We had issues deploying changes to a large web farm a few weeks back. We had automated the startup of the 25 web servers using a DevOps tool but when it tried to bring them all up at once it took forever and the web servers got timeout errors. We resolved this by putting in huge pages on the metadata database.
I mentioned the unexpectedly large impact of huge pages on login time in a previous post. But, we had not realized that a small metadata database with a 5 gigabyte SGA would need huge pages. I guess I should mention that this is 11.2.0.3 Oracle on Linux. The web farm has 25 servers with 25 database connections each. I think the number of connections from each server should be 5 or less but I have not convinced others to reduce the number. If you have a metadata database with 4 cores and 625 connections from 25 web servers, the web servers cannot use all of those connections. A 4-core database server can only process 10 or 20 SQL statements at once if they are I/O centric. If they are all CPU you are looking at 4 concurrent active SQL statements. If you kick off 625 SQL statements at once the load will go through the roof and everything will timeout. I thought about putting in shared servers on the metadata database to force the 625 sessions to funnel through 12 shared servers so the database server would not be overwhelmed should all 625 connections choose to run at once. But the only problem we had was with logins. All 625 were logging in at the same time when the web farm was started by our DevOps tool. Huge pages resolved this issue by making the login time 10-20 times faster.
The database was in a 16 gigabyte Linux VM with 4 cores and a 5 gigabyte SGA. Without huge pages each login took about 2.5 seconds. With it the logins took about .15 seconds. Without huge pages the load on the database server went over 100 when all 625 sessions started at once. With huge pages the load never exceeded 1. Without huge pages the web farm never came up cleanly and with it the farm came up quickly without error. So, if you have a Linux VM with several gigabytes in your SGA you might want to use huge pages.
Bobby
P.S. This may be an 11.2 bug.
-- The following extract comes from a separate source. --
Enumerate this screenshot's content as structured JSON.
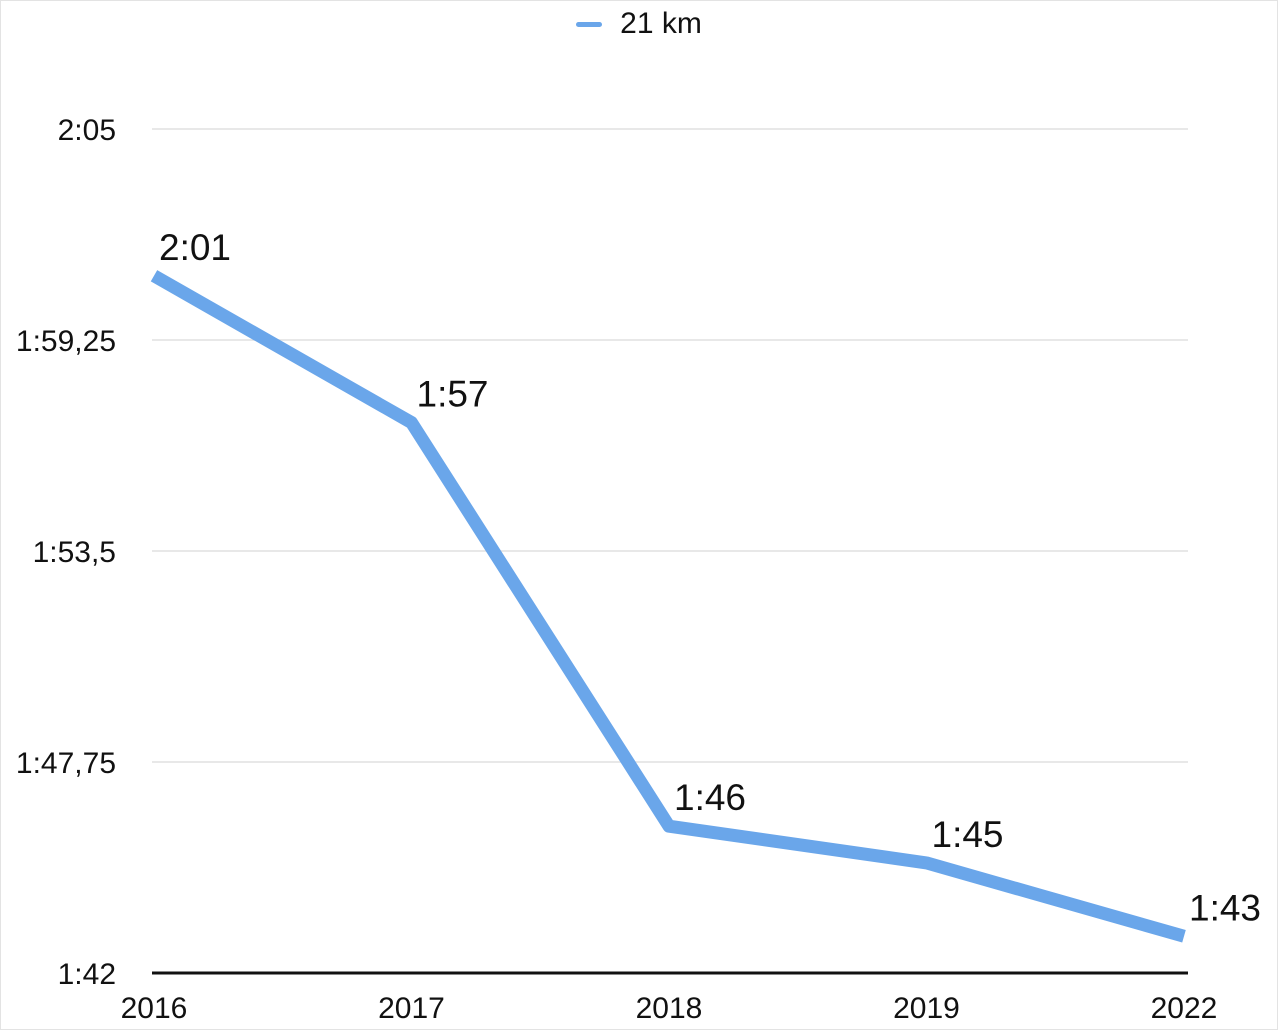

Ever since I noticed this behavior the dramatic time difference between with and without huge pages seemed too large to be caused by having to spin up a larger page table with 4K pages. 2.5 seconds of CPU is an eternity just to set up a page table for 5 gigabytes worth of virtual memory. I timed login on an 12.1.0.2 and 18c database with 5 gig SGA and it was around .15 seconds without huge pages. I verified that the problem exists on 11.2.0.4 as well as 11.2.0.3. I think our 11.2 systems are still on RedHat Linux 6 so it may be a combination of database and OS version.
P.P.S This is why blogging about Oracle is such a pain sometimes. It is hard to get things right without extensive testing. But then again, the stuff I said was all true. Switching to huge pages did resolve our issues. I guess as always, your mileage may vary.
P.P.P.S. See the comments below about the pre_page_sga=TRUE. The people who commented are correct. As far back as Oracle 9.2 databases with
pre_page_sga=TRUE and large SGAs can result in logins taking a couple of seconds. See this Oracle bug:
Bug 5072402 : SLOW CONNECT TIME WITH SQLPLUS TO INSTNACE WITH 22GIG SGA AND PRE_PAGE_SGA
According the Oracle, Bug 5072402 is not a bug, but intended behavior. Oracle changed this behavior in Oracle 12 according to this document:
PRE_PAGE_SGA Behaviour Change in Oracle Release 12c (Doc ID 1987975.1)
My own testing proves out the idea that pre_page_sga=TRUE causes slowness in logins 11.2 and does not cause it in 12.1.
My laptop 11.2.0.3
Slow with pre_page_sga=TRUE
real 0m1.039s
pre_page_sga boolean TRUE
sga_max_size big integer 3G
sga_target big integer 3G
Fast with pre_page_sga=FALSE
real 0m0.218s
pre_page_sga boolean FALSE
sga_max_size big integer 3G
sga_target big integer 3G
My laptop 12.1.0.2
real 0m0.084s
pre_page_sga boolean TRUE
sga_max_size big integer 3G
sga_target big integer 3G
No HugePages
PAGESIZE AVAILABLE_PAGES EXPECTED_PAGES ALLOCATED_PAGES
4K Configured 4 786436
2048K 0 1537 0
PPPPS:
I have a production HP-UX Itanium server with a 46 gig SGA and pre_page_sga=TRUE. It takes about 1 second to login. I think it is the same effect, but on Linux the 4K page size may exaggerate the effect of pre_page_sga=TRUE whereas HP-UX may handle large SGA’s better. Anyway, I learned something new. Thank you for those who participated in the comments.
I spun up a Delphix Oracle 11.2.0.3 HP-UX Itanium VDB with 32 gig SGA and pre_page_sga=TRUE and the login time was instantaneous. Odd. I guess your mileage may vary still applies.